Does nempty effect RPA NLF dielectric function?

Elk Users
Rob N
2014-01-28
2014-01-30
  • Rob N
    Rob N
    2014-01-28

    Does nempty effect the RPA NLF dielectric function (EPSILON_11) or only the tddft calculations that include local field effects (EPSILON_TDDFT)?

    If it affects both, is the value needed to converge the RPA-NLF not necessarily the same value required for TDDFT Epsilon?

    Best,

    RN

     
  • Markus
    Markus
    2014-01-29

    Hi Rob,

    it affects both. Just play with Si and see what happens. I would not bet that the same nempty will converge both. You might have a nicely converged head element of your response matrix (the RPA NLF), but the local-fields may still need some more. That's also true for BSE calculations, which require the full response function at w=0 for the screened Coulomb interaction.

    Regards,
    Markus

     
  • Rob N
    Rob N
    2014-01-29

    Markus,

    I played with it on my system and it didn't seem to affect my RPA-NLF calculations. I did notice a slight decrease in signal intensity in the TDDFT EELS (RPA-LFE) data past 25eV as I dropped below 25 down to 15 and 10. The relative shape of the plasmon remained the same, just the intensity was every so slightly decreased on the higher energy side.

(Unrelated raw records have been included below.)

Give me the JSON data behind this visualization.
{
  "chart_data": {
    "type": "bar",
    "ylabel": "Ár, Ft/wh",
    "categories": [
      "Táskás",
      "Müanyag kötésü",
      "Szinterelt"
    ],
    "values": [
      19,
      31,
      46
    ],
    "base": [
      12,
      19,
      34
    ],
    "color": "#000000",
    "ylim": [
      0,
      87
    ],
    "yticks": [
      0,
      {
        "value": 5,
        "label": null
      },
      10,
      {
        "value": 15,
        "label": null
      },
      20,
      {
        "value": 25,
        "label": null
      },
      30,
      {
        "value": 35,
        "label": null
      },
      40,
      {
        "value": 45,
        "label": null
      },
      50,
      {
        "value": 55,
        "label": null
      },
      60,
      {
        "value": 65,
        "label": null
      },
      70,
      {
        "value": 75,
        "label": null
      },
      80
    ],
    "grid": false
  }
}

    I will try dropping it even lower. I'm actually surprised nempty=10 didn't show larger differences for such a large system (28 atoms)

    Appreciatively,
    RN

     
    Last edit: Rob N 2014-01-29
  • Rob N
    Rob N
    2014-01-30

    nempty = 7 was as low as I could go. I attempted it at 5, but the signal past 25-30eV became unreasonable. Even with nempty=5 the lower portion (<22eV) was matched perfectly with nempty>25. So if a person is interested in this lower portion of the spectrum (say direct optical transitions) they may be able to keep this multiple of their computational expense very small.

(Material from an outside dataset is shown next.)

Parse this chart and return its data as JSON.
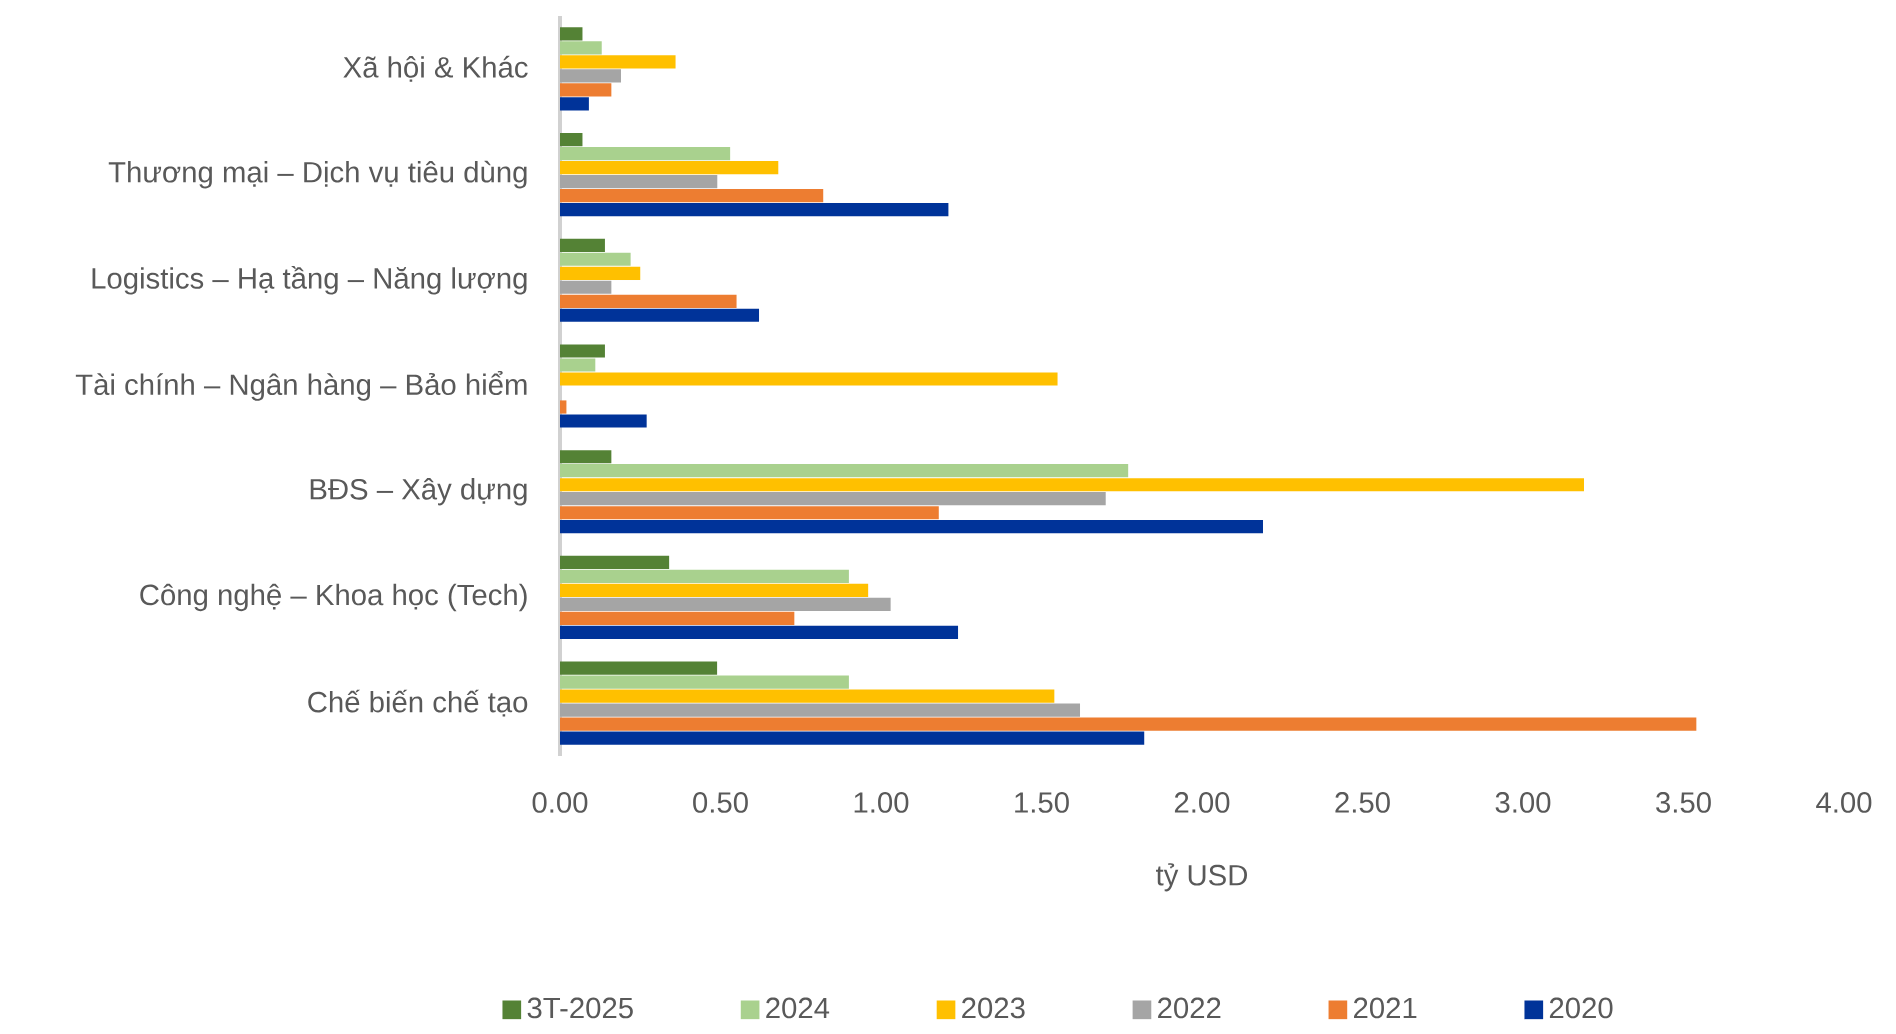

    This may not be the case with all materials, and the energy at which this is true - if at all true, may in your system be quite different.

    Best,
    RN

     
    Last edit: Rob N 2014-01-30
  • Markus
    Markus
    2014-01-30

    Hi Rob,

    be aware that nempty is a scaling for the actual number of empty states:
    empty states = nempty * natoms * nspins. The default nempty=4 is already not bad. Even if you don't see a difference in the imaginary part of epsilon, you should notice a difference in the real part within the gap. This is quite sensitive to the number of transitions that you include. However, you'll have to go to quite low nempty to actually see the effect.

    Markus

     
  • Rob N
    Rob N
    2014-01-30

    Markus,

    That makes sense then. I thought nempty was the actual number of empty states being included, which is why I was surprised to see nempty=7 giving such good agreement.

     
  • Markus
    Markus
    2014-01-30

    Hi Rob,

    this was the case in elk's 1.x.x series. Since version 2.x.x it's defined as this type of scaling. This was meant to make working with the code a bit easier by automatic scaling of the number of empty states with the number of atoms. And since spin polarization is treated in second variation, the number of empty states is simply doubled then.

    Markus